Industry News

B-triple operations suspended amid rising floodwaters

Heavy rain across large parts of the country continues to disrupt supply routes and impair heavy vehicle access.

In Western Australia and parts of the Northern Territory transport disruptions are ongoing with flood events making heavy vehicle access into the Eastern Kimberley now unachievable.

The Western Roads Federation confirmed that over 900 kilometres of main roads and at least a 1,000 kilometres of local roads were closed as a result of rising rivers and catchments. Vehicle access into Fitzroy Crossing was now considered impossible.

In NSW, where ongoing flooding continued to plague large parts of the state, Hi-Trans Express had suspended its B-triple roadtrains after it was deemed too unsafe to operate the vehicles.

For drivers moving between NSW and Queensland access via the New England, Newell, Carnarvon and Pacific Highways had been either closed or heavily affected by flooding with significant delays expected.

Although it had completed all of its planned linehaul transits Tuesday night without incident or fatigue breaches the company said it was experiencing significant delays.

“The current conditions, forecast and road closures have been carefully considered and we have deemed it too unsafe,” Hi-Trans said in a statement.

“We are however, operating our interstate linehauls with limited freight and alternative routes where required so please prepare for extended transit times.”
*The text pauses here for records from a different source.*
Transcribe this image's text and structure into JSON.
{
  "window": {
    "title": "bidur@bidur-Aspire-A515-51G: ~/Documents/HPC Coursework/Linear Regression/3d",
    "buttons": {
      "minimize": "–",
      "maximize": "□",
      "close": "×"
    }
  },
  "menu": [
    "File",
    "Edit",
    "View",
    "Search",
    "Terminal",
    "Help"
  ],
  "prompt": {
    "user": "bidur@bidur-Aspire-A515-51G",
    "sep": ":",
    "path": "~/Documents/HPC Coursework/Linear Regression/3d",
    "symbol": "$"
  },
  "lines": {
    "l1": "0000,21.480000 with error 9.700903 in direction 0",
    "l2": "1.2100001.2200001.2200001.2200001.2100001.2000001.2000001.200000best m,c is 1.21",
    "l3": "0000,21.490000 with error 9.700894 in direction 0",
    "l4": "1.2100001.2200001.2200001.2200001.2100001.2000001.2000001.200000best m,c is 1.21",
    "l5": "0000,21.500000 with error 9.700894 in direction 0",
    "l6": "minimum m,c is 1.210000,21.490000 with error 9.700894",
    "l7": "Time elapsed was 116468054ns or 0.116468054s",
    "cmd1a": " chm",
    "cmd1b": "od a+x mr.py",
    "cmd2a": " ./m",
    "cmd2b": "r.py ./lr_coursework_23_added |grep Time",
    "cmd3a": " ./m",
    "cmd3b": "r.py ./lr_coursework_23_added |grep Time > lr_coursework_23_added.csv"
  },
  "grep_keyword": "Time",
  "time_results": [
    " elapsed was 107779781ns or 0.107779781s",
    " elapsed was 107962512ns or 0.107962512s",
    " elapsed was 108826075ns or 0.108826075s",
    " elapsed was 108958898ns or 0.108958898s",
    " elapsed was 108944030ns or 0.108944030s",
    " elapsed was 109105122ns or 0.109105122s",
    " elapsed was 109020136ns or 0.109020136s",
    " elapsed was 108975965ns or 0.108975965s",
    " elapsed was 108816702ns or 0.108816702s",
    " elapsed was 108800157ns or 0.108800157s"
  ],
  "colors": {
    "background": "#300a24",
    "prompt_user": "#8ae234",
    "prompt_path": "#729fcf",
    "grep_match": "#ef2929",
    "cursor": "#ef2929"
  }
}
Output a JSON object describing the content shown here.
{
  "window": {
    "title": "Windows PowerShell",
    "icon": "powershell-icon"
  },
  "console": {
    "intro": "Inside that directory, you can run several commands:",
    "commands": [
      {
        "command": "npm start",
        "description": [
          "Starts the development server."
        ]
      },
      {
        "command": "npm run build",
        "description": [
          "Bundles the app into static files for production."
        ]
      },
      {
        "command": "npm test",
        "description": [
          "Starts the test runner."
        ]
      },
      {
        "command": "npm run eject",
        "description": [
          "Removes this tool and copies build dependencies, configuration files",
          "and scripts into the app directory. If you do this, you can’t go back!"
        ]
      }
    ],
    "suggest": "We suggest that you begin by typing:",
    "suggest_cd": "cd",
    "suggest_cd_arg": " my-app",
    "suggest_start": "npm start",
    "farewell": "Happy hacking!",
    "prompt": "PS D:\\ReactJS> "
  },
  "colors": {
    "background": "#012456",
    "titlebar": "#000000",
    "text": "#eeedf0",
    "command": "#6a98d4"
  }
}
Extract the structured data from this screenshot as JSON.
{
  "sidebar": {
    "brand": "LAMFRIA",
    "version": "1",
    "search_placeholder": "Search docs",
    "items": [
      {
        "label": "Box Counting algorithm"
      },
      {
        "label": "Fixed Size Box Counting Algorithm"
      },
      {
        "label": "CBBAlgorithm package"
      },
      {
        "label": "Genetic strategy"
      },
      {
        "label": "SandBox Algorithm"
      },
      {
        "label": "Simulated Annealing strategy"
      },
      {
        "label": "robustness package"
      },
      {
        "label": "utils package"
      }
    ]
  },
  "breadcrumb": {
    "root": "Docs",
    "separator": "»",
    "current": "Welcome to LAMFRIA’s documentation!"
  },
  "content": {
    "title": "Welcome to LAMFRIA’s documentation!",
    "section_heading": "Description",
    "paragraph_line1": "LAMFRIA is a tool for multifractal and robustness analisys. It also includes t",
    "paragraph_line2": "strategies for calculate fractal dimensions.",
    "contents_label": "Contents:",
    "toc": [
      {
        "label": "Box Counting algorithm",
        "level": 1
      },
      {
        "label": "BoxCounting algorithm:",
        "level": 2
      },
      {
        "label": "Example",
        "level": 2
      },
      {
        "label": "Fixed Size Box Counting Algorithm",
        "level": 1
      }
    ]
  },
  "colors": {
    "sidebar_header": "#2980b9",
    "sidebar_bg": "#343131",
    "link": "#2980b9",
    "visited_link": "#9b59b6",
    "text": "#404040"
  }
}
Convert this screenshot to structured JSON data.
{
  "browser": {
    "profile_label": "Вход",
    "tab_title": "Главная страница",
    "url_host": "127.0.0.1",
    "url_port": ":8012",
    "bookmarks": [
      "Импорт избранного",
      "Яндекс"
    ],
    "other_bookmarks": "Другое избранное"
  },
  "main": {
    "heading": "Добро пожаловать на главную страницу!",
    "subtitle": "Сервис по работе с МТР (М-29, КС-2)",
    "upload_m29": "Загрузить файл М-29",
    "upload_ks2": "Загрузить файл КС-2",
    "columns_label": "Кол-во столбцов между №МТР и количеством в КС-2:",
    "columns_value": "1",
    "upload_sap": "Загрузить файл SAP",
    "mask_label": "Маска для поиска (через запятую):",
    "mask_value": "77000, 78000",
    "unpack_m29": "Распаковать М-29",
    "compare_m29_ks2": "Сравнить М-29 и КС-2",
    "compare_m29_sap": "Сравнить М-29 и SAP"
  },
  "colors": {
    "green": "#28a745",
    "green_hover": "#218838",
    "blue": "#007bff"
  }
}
Like many other interstate freight carriers, Hi-Trans was monitoring conditions closely as further rainfall was forecast and expected to effect already rising waters from Grafton to the Gold Coast and further inland near the Moree area.

Kempsey, where Brisbane-Sydney driver changeovers occur, was under evacuation orders as was low-lying areas of the Lower Macleay.

Drivers on runs between Townsville, Brisbane, Sydney and Melbourne had been instructed to head inland and take the New England and Newell Highways to avoid coastal flood affected areas.

Further north, the Logan River at Beaudesert currently sits at a height of 12.3m. It has a major flood level height of 8.3m.

Residents and visitors are urged to remain cautious on the roads for localised impacts and not attempt to drive through floodwaters or cross flooded bridges.

Meanwhile, parts of the Gold Coast have received nearly 300mm of rain in the past 48 hours with emergency crews receiving well over 600 calls for help.

Areas of the Pacific Highway are still closed.